Dalam Undang-Undang Kesehatan yang lama, UU Nomor 36 Tahun 2009, mengatur alokasi anggaran kesehatan pemerintah minimal 5 persen dari APBN di luar gaji dan minimal 10 persen dari Anggaran Pendapatan dan Belanja Daerah provinsi dan kabupaten/kota di luar gaji.
Komposisi belanja pemerintah didominasi belanja tidak produktif dan tidak berorientasi jangka panjang.
Sejak tahun 2016, pemerintah pusat berupaya memenuhi anggaran wajib itu. Prioritas bidang kesehatan diarahkan untuk meningkatkan layanan kesehatan menuju cakupan kesehatan semesta. Pada 2016 realisasi anggaran kesehatan mencapai target 5 persen dari belanja APBN dengan nilai Rp 92,8 triliun (Kompas.id, 31 Juli 2023).
Masalah kesehatan
Komitmen negara diperlukan melalui alokasi anggaran belanja bidang kesehatan guna mengatasi berbagai masalah kesehatan warga secara menyeluruh. Angka kematian ibu di Indonesia tercatat 190 per 100.000 kelahiran hidup akibat anemia pada ibu hamil, paparan rokok tinggi, dan kurang gizi.
Persoalan kesehatan pada ibu hamil turut memicu tengkes (stunting) pada bayi. Hasil Survei Status Gizi Indonesia tahun 2022 menunjukkan prevalensi tengkes secara nasional 21,6 persen. Kondisi tengkes mengganggu tumbuh kembang anak balita, termasuk kemampuan kognitif.
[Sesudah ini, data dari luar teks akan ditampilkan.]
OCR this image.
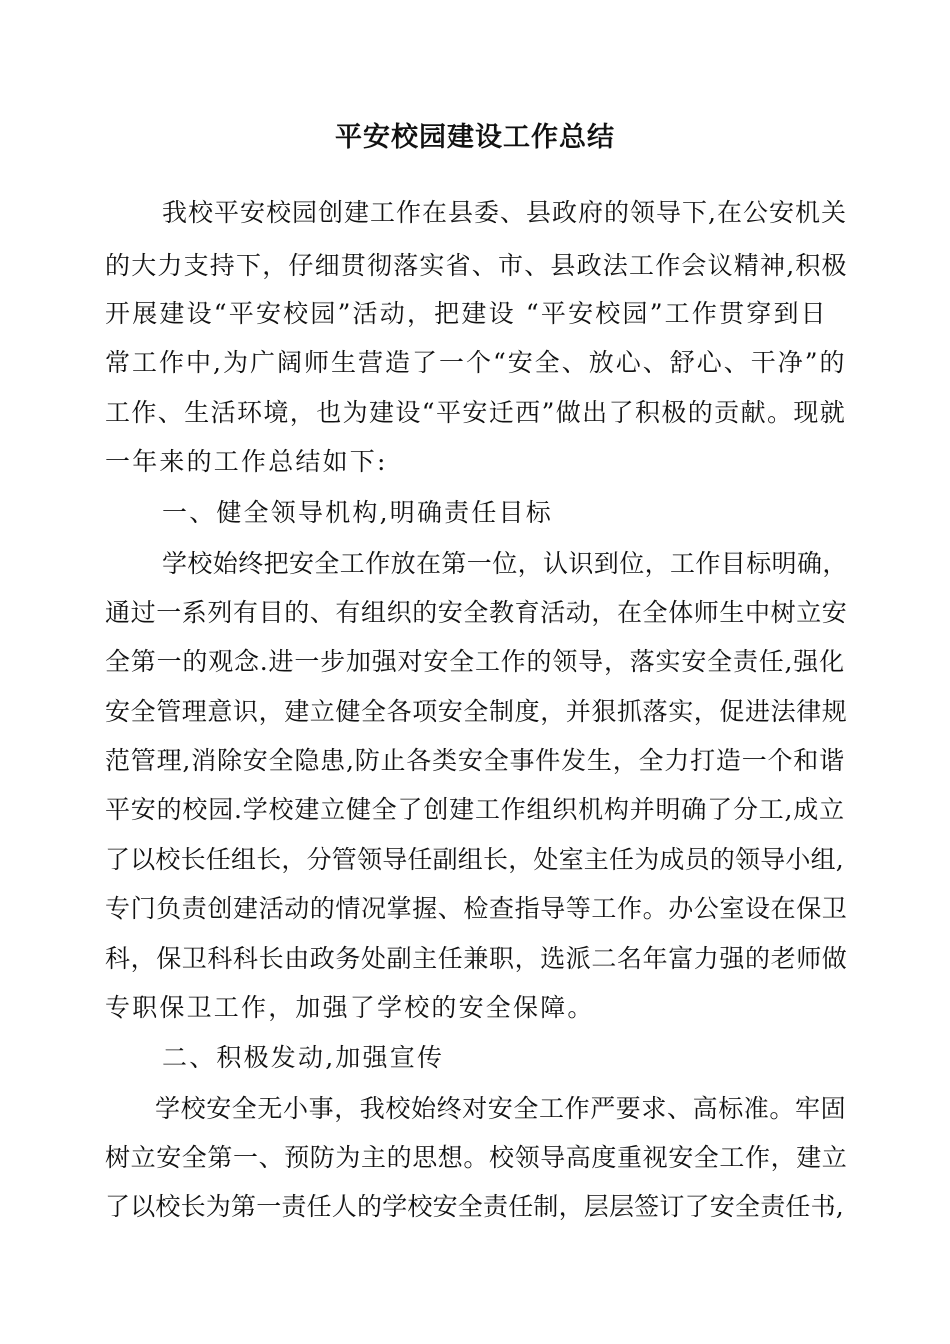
平安校园建设工作总结
我校平安校园创建工作在县委、县政府的领导下,在公安机关
的大力支持下，仔细贯彻落实省、市、县政法工作会议精神,积极
开展建设“平安校园”活动，把建设 “平安校园”工作贯穿到日
常工作中,为广阔师生营造了一个“安全、放心、舒心、干净”的
工作、生活环境，也为建设“平安迁西”做出了积极的贡献。现就
一年来的工作总结如下:
一、健全领导机构,明确责任目标
学校始终把安全工作放在第一位，认识到位，工作目标明确，
通过一系列有目的、有组织的安全教育活动，在全体师生中树立安
全第一的观念.进一步加强对安全工作的领导，落实安全责任,强化
安全管理意识，建立健全各项安全制度，并狠抓落实，促进法律规
范管理,消除安全隐患,防止各类安全事件发生，全力打造一个和谐
平安的校园.学校建立健全了创建工作组织机构并明确了分工,成立
了以校长任组长，分管领导任副组长，处室主任为成员的领导小组,
专门负责创建活动的情况掌握、检查指导等工作。办公室设在保卫
科，保卫科科长由政务处副主任兼职，选派二名年富力强的老师做
专职保卫工作，加强了学校的安全保障。
二、积极发动,加强宣传
学校安全无小事，我校始终对安全工作严要求、高标准。牢固
树立安全第一、预防为主的思想。校领导高度重视安全工作，建立
了以校长为第一责任人的学校安全责任制，层层签订了安全责任书,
Indonesia juga menghadapi beban ganda penyakit. Selain penyakit menular seperti tuberkulosis, warga menghadapi penyakit tidak menular seperti jantung dan stroke. Namun, pencegahan dan penanganan berbagai penyakit itu belum optimal karena layanan kesehatan belum merata.
Untuk itu, alokasi belanja kesehatan mesti ditingkatkan. Berdasarkan perhitungan Bappenas, kebutuhan anggaran penanganan tengkes mencapai Rp 185,2 triliun, antara lain untuk bantuan gizi bagi anak balita dan ibu hamil dari keluarga miskin dan rentan. Intervensi diperlukan untuk mencegah tengkes pada 1.000 hari pertama kehidupan.
Alokasi belanja kesehatan yang memadai juga mendukung pembangunan sistem kesehatan di Indonesia. Selain memperkuat upaya promotif dan preventif melalui layanan kesehatan berbasis komunitas, perlu penguatan fasilitas kesehatan rujukan secara merata di semua daerah.
Oleh karena itu, perlu reformasi anggaran belanja negara tak produktif, salah satunya dengan reformasi pada subsidi energi untuk alokasi lebih tepat sasaran. Anggaran itu bisa dialihkan untuk meningkatkan derajat kesehatan masyarakat.